Dr. iur. Tobias Spanke, Walter Krug
Rz. 531
Die Zustimmung des vertraglich eingesetzten Erben zu einer späteren Verfügung von Todes wegen gibt dem Erblasser seine Testierfreiheit nicht wieder zurück. Anderes gilt bei notarieller Beurkundung einer Aufhebung des Erbvertrags, §§ 2290 Abs. 4, 2276 BGB oder für Ehegatten beim gemeinschaftlichen Testament, § 2291 BGB (siehe oben Rdn 527 ff.). In der Praxis wird zumeist ein Zuwendungsverzicht zwischen Erblasser und Bedachtem vereinbart, § 2352 BGB, der ebenfalls die Testierfreiheit des Erblassers wiederherstellt.
Rz. 532
Für ein vertragsmäßig angeordnetes Vermächtnis, eine Auflage oder eine Rechtswahl sieht das Gesetz jedoch ausdrücklich die Möglichkeit einer anderweitigen Verfügung nach vorausgegangener Zustimmung des Bedachten in § 2291 BGB vor. Für die Zustimmungserklärung ist notarielle Beurkundung erforderlich, § 2291 Abs. 2 BGB.

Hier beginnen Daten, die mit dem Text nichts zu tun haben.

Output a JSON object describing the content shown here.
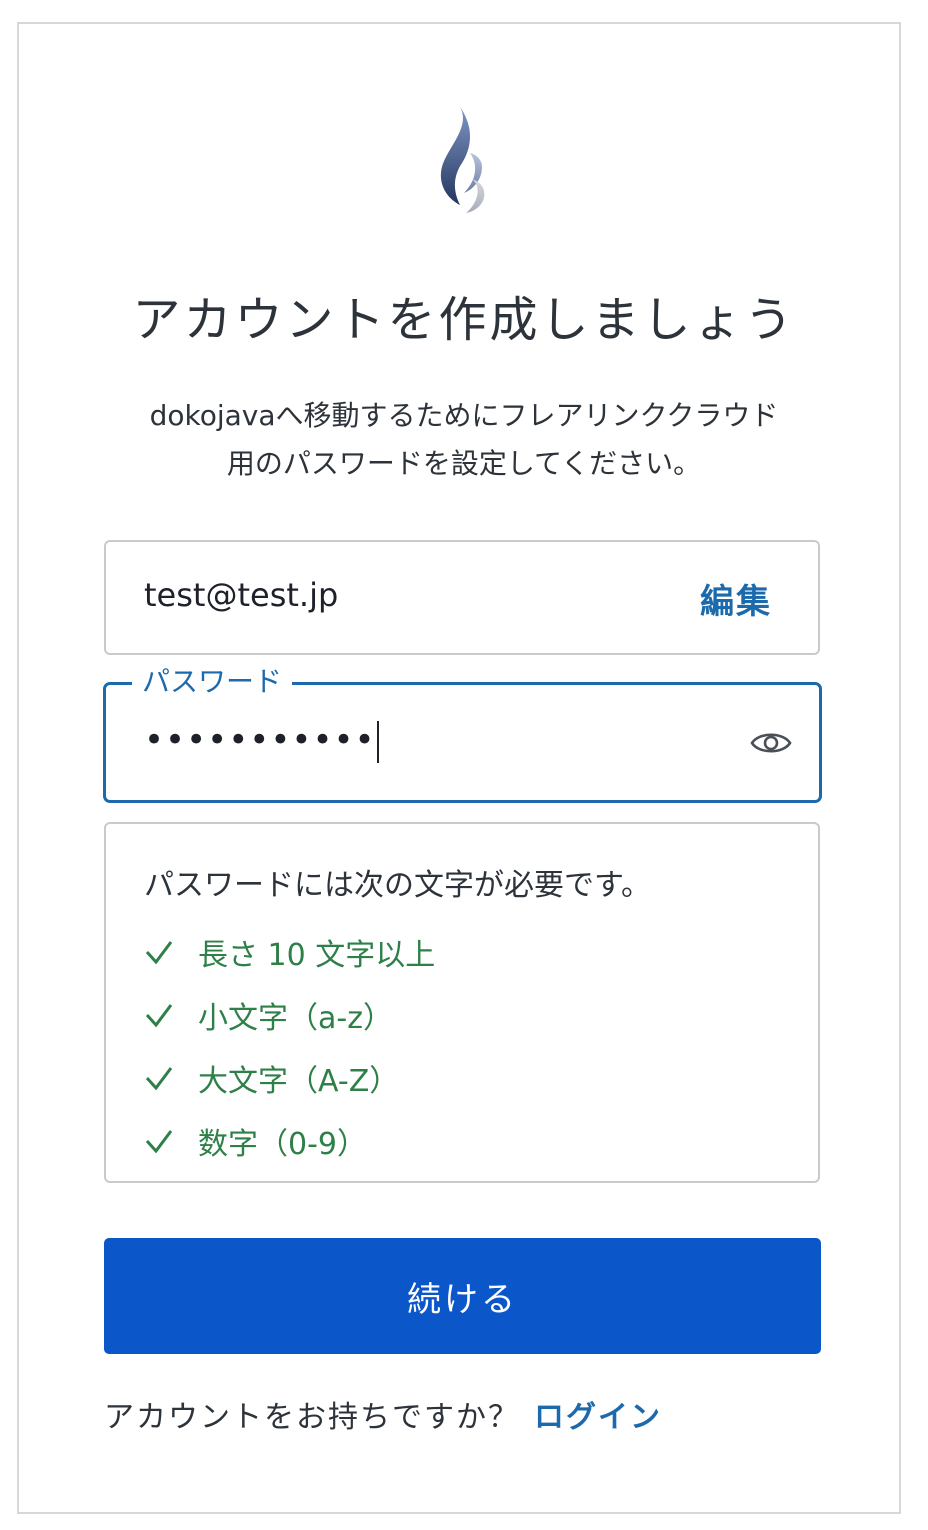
{
  "header": {
    "logo_icon": "flame-logo-icon",
    "title": "アカウントを作成しましょう",
    "description_line1": "dokojavaへ移動するためにフレアリンククラウド",
    "description_line2": "用のパスワードを設定してください。"
  },
  "email": {
    "value": "test@test.jp",
    "edit_label": "編集"
  },
  "password": {
    "label": "パスワード",
    "masked_value": "•••••••••••",
    "toggle_icon": "eye-icon"
  },
  "requirements": {
    "heading": "パスワードには次の文字が必要です。",
    "items": [
      {
        "label": "長さ 10 文字以上",
        "met": true
      },
      {
        "label": "小文字（a-z）",
        "met": true
      },
      {
        "label": "大文字（A-Z）",
        "met": true
      },
      {
        "label": "数字（0-9）",
        "met": true
      }
    ],
    "check_color": "#2e8048"
  },
  "actions": {
    "continue_label": "続ける"
  },
  "footer": {
    "prompt": "アカウントをお持ちですか？",
    "login_label": "ログイン"
  },
  "colors": {
    "accent": "#1c6aab",
    "primary_button": "#0b57c9"
  }
}
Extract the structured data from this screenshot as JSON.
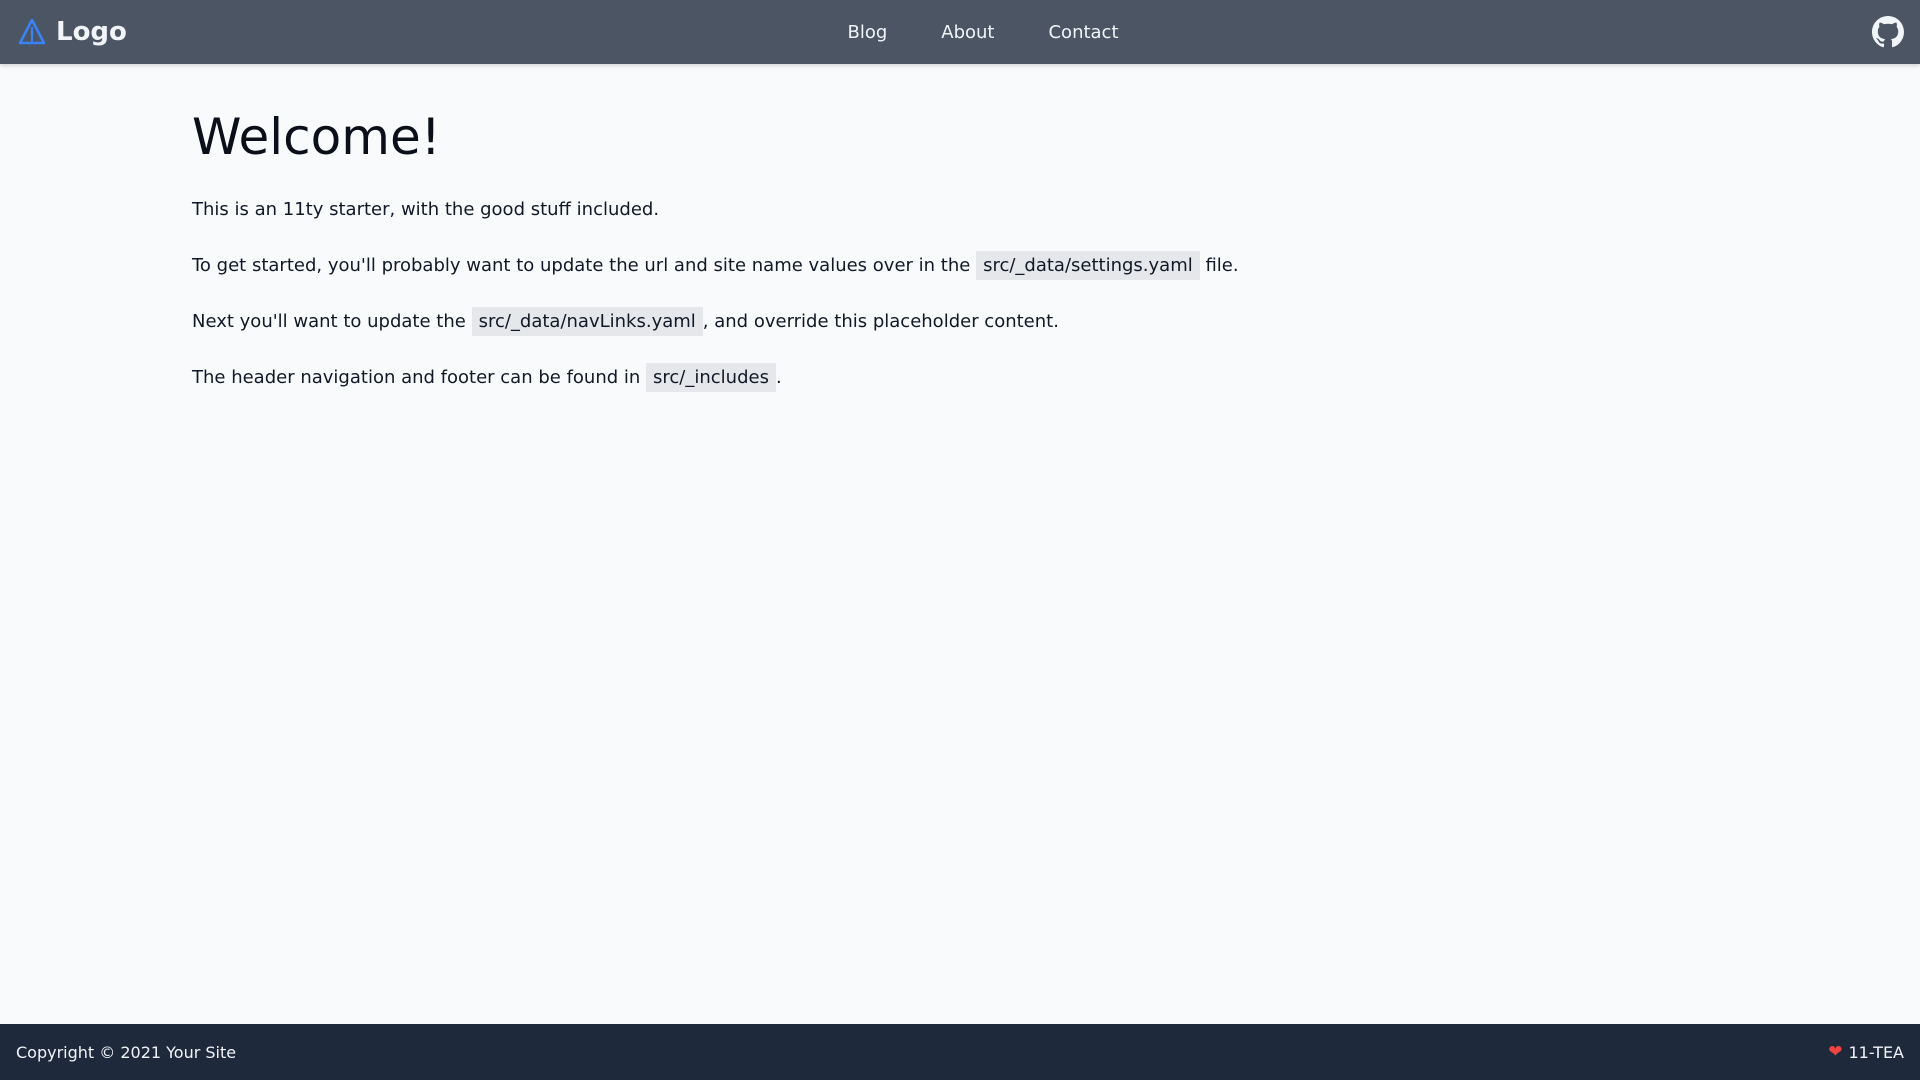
{
  "header": {
    "brand_label": "Logo",
    "nav": [
      {
        "label": "Blog"
      },
      {
        "label": "About"
      },
      {
        "label": "Contact"
      }
    ],
    "github_icon": "github-icon",
    "logo_icon": "triangle-logo-icon",
    "accent": "#3b82f6"
  },
  "main": {
    "title": "Welcome!",
    "p1": "This is an 11ty starter, with the good stuff included.",
    "p2_before": "To get started, you'll probably want to update the url and site name values over in the",
    "p2_code": "src/_data/settings.yaml",
    "p2_after": "file.",
    "p3_before": "Next you'll want to update the",
    "p3_code": "src/_data/navLinks.yaml",
    "p3_after": ", and override this placeholder content.",
    "p4_before": "The header navigation and footer can be found in",
    "p4_code": "src/_includes",
    "p4_after": "."
  },
  "footer": {
    "copyright": "Copyright © 2021 Your Site",
    "credit": "11-TEA",
    "credit_icon": "heart-icon"
  },
  "colors": {
    "header_bg": "#4b5563",
    "footer_bg": "#1e293b",
    "page_bg": "#f8fafc",
    "code_bg": "#e5e7eb"
  }
}
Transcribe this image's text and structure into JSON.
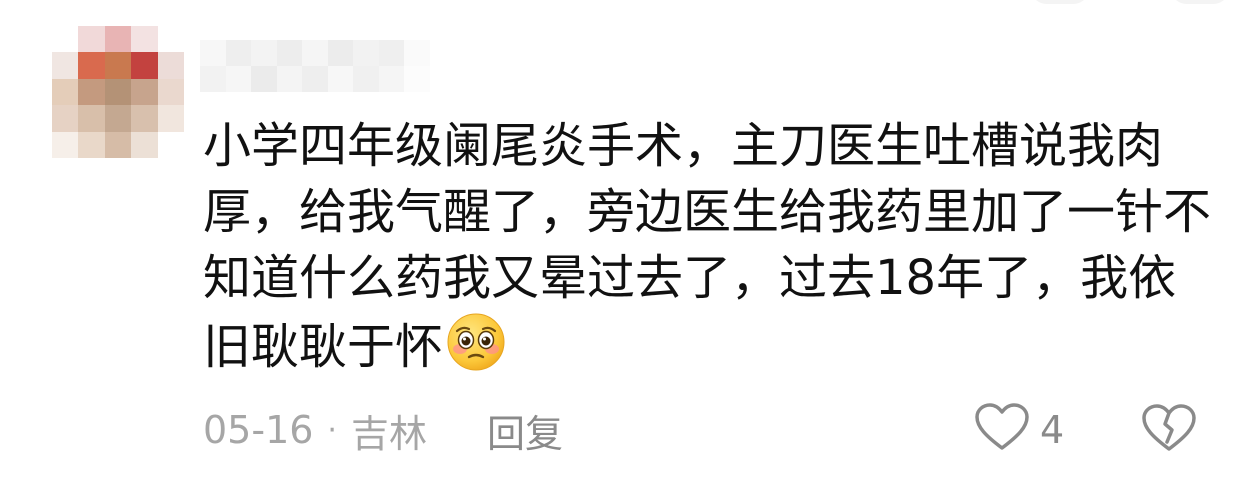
{
  "comment": {
    "text": "小学四年级阑尾炎手术，主刀医生吐槽说我肉厚，给我气醒了，旁边医生给我药里加了一针不知道什么药我又晕过去了，过去18年了，我依旧耿耿于怀",
    "emoji": "pleading-face-emoji"
  },
  "meta": {
    "date": "05-16",
    "separator": "·",
    "location": "吉林",
    "reply_label": "回复"
  },
  "actions": {
    "like_icon": "heart-outline-icon",
    "like_count": "4",
    "dislike_icon": "broken-heart-icon"
  },
  "colors": {
    "text": "#111111",
    "meta": "#a6a6a6",
    "icon": "#8a8a8a"
  }
}
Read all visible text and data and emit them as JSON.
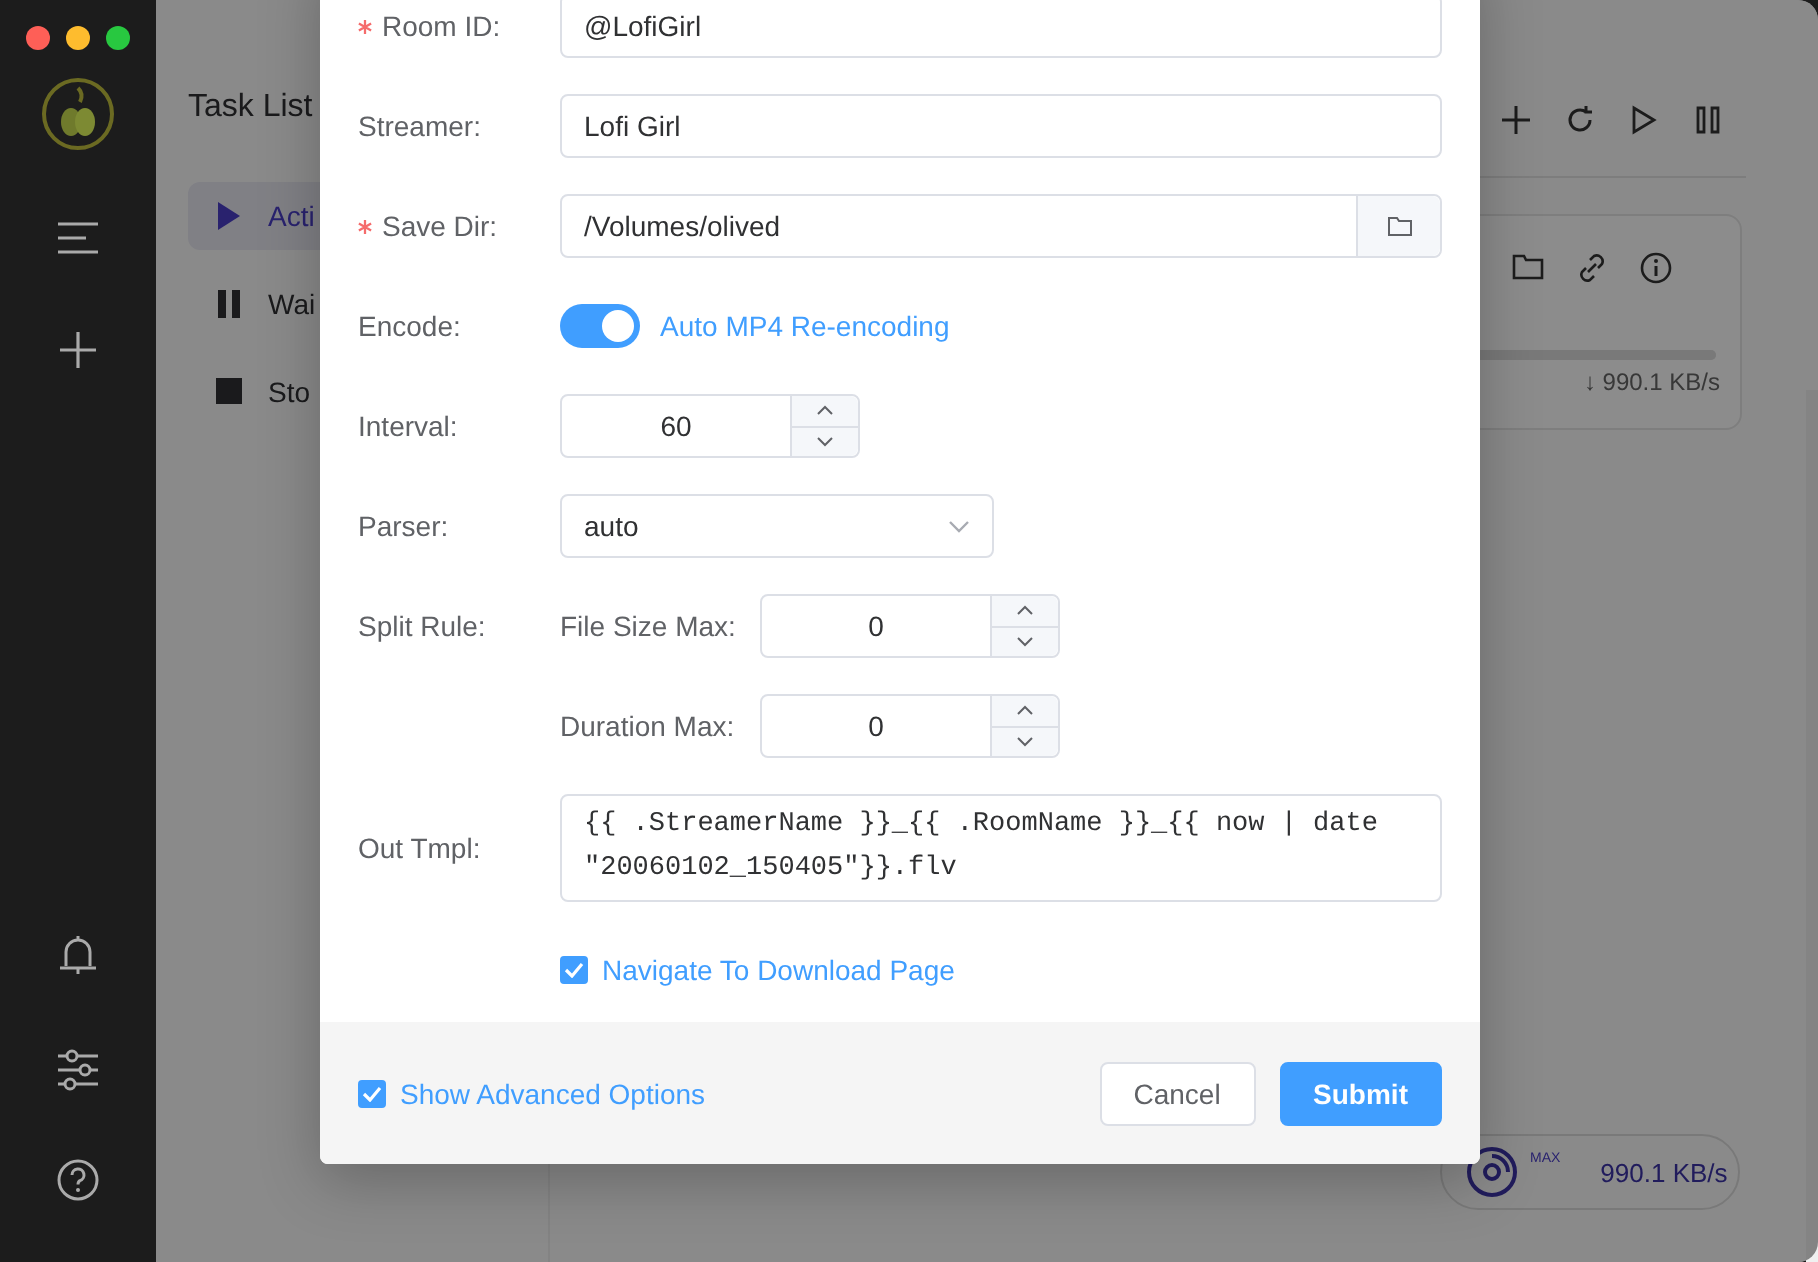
{
  "task_list": {
    "title": "Task List",
    "nav": [
      {
        "label": "Acti",
        "kind": "active",
        "selected": true
      },
      {
        "label": "Wai",
        "kind": "waiting",
        "selected": false
      },
      {
        "label": "Sto",
        "kind": "stopped",
        "selected": false
      }
    ],
    "task_card": {
      "level": 1,
      "speed": "↓ 990.1 KB/s"
    },
    "speed_badge": {
      "tag": "MAX",
      "speed": "990.1 KB/s"
    }
  },
  "dialog": {
    "fields": [
      {
        "kind": "text",
        "label": "Room ID:",
        "required": true,
        "value": "@LofiGirl"
      },
      {
        "kind": "text",
        "label": "Streamer:",
        "required": false,
        "value": "Lofi Girl"
      },
      {
        "kind": "dir",
        "label": "Save Dir:",
        "required": true,
        "value": "/Volumes/olived"
      },
      {
        "kind": "switch",
        "label": "Encode:",
        "required": false,
        "on": true,
        "text": "Auto MP4 Re-encoding"
      },
      {
        "kind": "number",
        "label": "Interval:",
        "required": false,
        "value": "60"
      },
      {
        "kind": "select",
        "label": "Parser:",
        "required": false,
        "value": "auto"
      },
      {
        "kind": "split",
        "label": "Split Rule:",
        "required": false,
        "sublabel": "File Size Max:",
        "value": "0"
      },
      {
        "kind": "split",
        "sublabel": "Duration Max:",
        "value": "0"
      },
      {
        "kind": "textarea",
        "label": "Out Tmpl:",
        "required": false,
        "value": "{{ .StreamerName }}_{{ .RoomName }}_{{ now | date \"20060102_150405\"}}.flv"
      },
      {
        "kind": "checkbox",
        "text": "Navigate To Download Page",
        "checked": true
      }
    ],
    "footer": {
      "advanced": {
        "text": "Show Advanced Options",
        "checked": true
      },
      "buttons": [
        {
          "label": "Cancel",
          "kind": "default"
        },
        {
          "label": "Submit",
          "kind": "primary"
        }
      ]
    }
  }
}
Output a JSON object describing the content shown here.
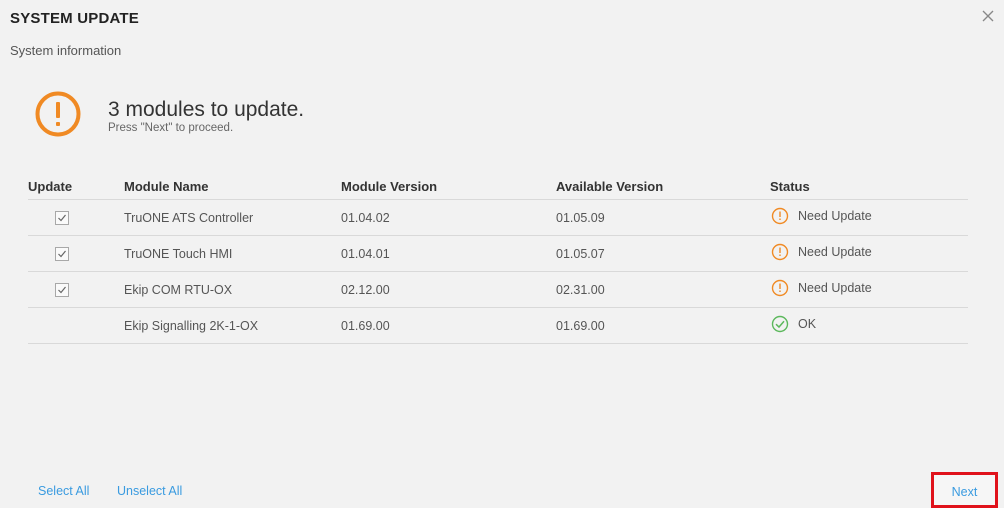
{
  "dialog": {
    "title": "SYSTEM UPDATE",
    "subtitle": "System information",
    "close_icon": "close-icon"
  },
  "summary": {
    "icon": "warning-circle-icon",
    "headline": "3 modules to update.",
    "hint": "Press \"Next\" to proceed."
  },
  "table": {
    "headers": {
      "update": "Update",
      "module_name": "Module Name",
      "module_version": "Module Version",
      "available_version": "Available Version",
      "status": "Status"
    },
    "rows": [
      {
        "checked": true,
        "module_name": "TruONE ATS Controller",
        "module_version": "01.04.02",
        "available_version": "01.05.09",
        "status": "Need Update",
        "status_icon": "warning-circle-icon"
      },
      {
        "checked": true,
        "module_name": "TruONE Touch HMI",
        "module_version": "01.04.01",
        "available_version": "01.05.07",
        "status": "Need Update",
        "status_icon": "warning-circle-icon"
      },
      {
        "checked": true,
        "module_name": "Ekip COM RTU-OX",
        "module_version": "02.12.00",
        "available_version": "02.31.00",
        "status": "Need Update",
        "status_icon": "warning-circle-icon"
      },
      {
        "checked": false,
        "module_name": "Ekip Signalling 2K-1-OX",
        "module_version": "01.69.00",
        "available_version": "01.69.00",
        "status": "OK",
        "status_icon": "check-circle-icon"
      }
    ]
  },
  "footer": {
    "select_all": "Select All",
    "unselect_all": "Unselect All",
    "next": "Next"
  },
  "colors": {
    "warning": "#f08a24",
    "ok": "#5cb85c",
    "link": "#3a9be0",
    "highlight": "#e0121b"
  }
}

Allerdings kann ggf. demjenigen, der unwirksam zugestimmt hat, ein Verstoß gegen Treu und Glauben entgegengehalten werden ("venire contra factum proprium").
Rz. 533
Der vertragsmäßig Bedachte (nicht jedoch dessen Erben) kann demgemäß gegenüber dem Erblasser und damit nur bis zu dessen Tod seine Zustimmung dazu geben, dass der Erblasser ein abweichendes Testament errichten kann. Nur die Zustimmungserklärung, nicht jedoch das Testament, bedarf der notariellen Beurkundung, § 2291 Abs. 2 BGB, weil darin eine (zumindest teilweise) Aufhebung des Erbvertrags liegt. Mit Zugang der Zustimmung an den Erblasser wird sie unwiderruflich, § 2291 Abs. 2 BGB. Die Zustimmung kann entweder vor der Errichtung des Aufhebungstestaments erklärt werden oder danach. Sie kann auch schon im Erbvertrag selbst enthalten sein. Allerdings bestehen in einem solchen Fall Zweifel, ob dann überhaupt eine vertragsmäßige Anordnung vorliegt.
Rz. 534
Formulierungsbeispiel: Zustimmung des Vermächtnisnehmers zu Aufhebungstestament
Notarielle Urkundenformalien
Es erscheint Herr (...), persönlich bekannt und zweifelsfrei geschäftsfähig.
Er gibt folgende Zustimmungserklärung ab:
In der Urkunde des Notars (...) in (...) – UR-Nr. (...) – habe ich mit Herrn (...) einen Erbvertrag geschlossen. Nach Ziff. (...) hat mir Herr (...) für den Fall seines Todes ein Vermächtnis folgenden Inhalts zugewandt: (...).
Hiermit erkläre ich meine Zustimmung dazu, dass diese Vermächtnisanordnung ganz oder teilweise aufgehoben wird. Mir ist bekannt, dass diese Zustimmungserklärung mit Zugang bei Herrn (...) unwiderruflich ist.
Ich bitte um Erteilung von zwei Ausfertigungen dieser Urkunde, von denen ich eine Herrn (...) übergeben werde.
Diese Niederschrift wurde vom Notar dem Anwesenden vorgelesen, von ihm genehmigt und wie folgt eigenhändig unterschrieben:
(...)
Rz. 535
Formulierungsbeispiel: Aufhebungstestament nach Zustimmung durch den Vermächtnisnehmer
Ich, (...), geboren am (...) in (...), wohnhaft in (...), errichte folgendes
Testament:
Am (...) habe ich in der Urkunde des Notars (...) in (...) unter UR-Nr. (...) mit Herrn (...) einen Erbvertrag geschlossen und ihm in Ziff. (...) der Urkunde auf meinen Tod folgendes Vermächtnis zugewandt: (...)
Herr (...) hat in der Urkunde des Notars (...) in (...) unter UR-Nr. (...) seine Zustimmung zur ganzen oder teilweisen Aufhebung dieses Vermächtnisses erklärt. Von dieser Zustimmungserklärung, die mir in Ausfertigung zugegangen ist, habe ich Kenntnis genommen.
Hiermit hebe ich die oben näher bezeichnete, zugunsten von Herrn (...) getroffene Vermächtnisanordnung ihrem gesamten Inhalt nach auf.